The Long Memory of the Web

Much has been made about the online connectivity of the students at Virginia Tech... how they instant messaged each other from underneath desks and created memorials to the victims on Facebook. It certainly adds another dimension to the conversation we often have on our airwaves about the privacy generation gap and the web. Students have put so much information about themselves on the web through their Facebook and MySpace pages that it made each victim much more human, much more easily accessible. NPR had pictures up of each student within days after the shooting, and we were able to write mini-bios for our show the next day. I had the heartbreaking anthropological job of finding what was on the web about each student... and I was surprised by how glad I was that these young people had left a trail for me, or anyone who wanted to mourn a little, to find. (On another note, I was also surprised that a common trope: "Any predator can find you on the internet!" turned out to be patently false... especially Facebook. It was impossible to get into the pages of the victims... all the information I culled was from the memorial sites that were made public.)

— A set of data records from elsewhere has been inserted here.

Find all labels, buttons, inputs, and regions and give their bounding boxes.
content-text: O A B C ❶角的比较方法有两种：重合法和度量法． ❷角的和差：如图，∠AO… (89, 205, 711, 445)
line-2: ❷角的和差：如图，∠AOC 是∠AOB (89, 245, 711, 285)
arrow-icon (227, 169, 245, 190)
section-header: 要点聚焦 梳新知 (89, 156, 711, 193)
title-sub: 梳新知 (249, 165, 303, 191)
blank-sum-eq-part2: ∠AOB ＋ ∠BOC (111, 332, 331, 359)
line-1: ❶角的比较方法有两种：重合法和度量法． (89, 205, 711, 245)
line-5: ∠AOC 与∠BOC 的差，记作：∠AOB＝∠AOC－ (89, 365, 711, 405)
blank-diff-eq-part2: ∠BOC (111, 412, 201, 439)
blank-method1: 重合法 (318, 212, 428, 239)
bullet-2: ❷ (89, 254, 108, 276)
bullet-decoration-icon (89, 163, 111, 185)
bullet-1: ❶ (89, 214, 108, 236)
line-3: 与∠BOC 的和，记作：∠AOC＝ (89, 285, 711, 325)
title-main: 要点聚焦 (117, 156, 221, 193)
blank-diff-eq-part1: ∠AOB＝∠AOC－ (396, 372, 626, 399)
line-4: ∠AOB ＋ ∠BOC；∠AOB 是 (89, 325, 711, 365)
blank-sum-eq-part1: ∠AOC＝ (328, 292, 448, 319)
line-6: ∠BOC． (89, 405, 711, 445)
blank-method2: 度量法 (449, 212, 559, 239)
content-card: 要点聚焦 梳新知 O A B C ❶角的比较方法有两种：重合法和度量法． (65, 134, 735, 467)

I have often argued with my own parents about the value of being so easily found on the web... I think the "ick" factor for them is mostly about privacy ("WHY would you want strangers to know anything about you?"). I'm not going to deny that I felt a little creepy reading through the comments about these young people... but in the end, I was glad that I knew that Ross Alameddine was a stickler for grammar, and that Emily Hilscher made too much calamari for her Spanish class. If the gunman and his illness made him dehumanize these students so much that he was able to murder them... then I'm glad that they not only exist, but are still so devastatingly human in the long memory of the web.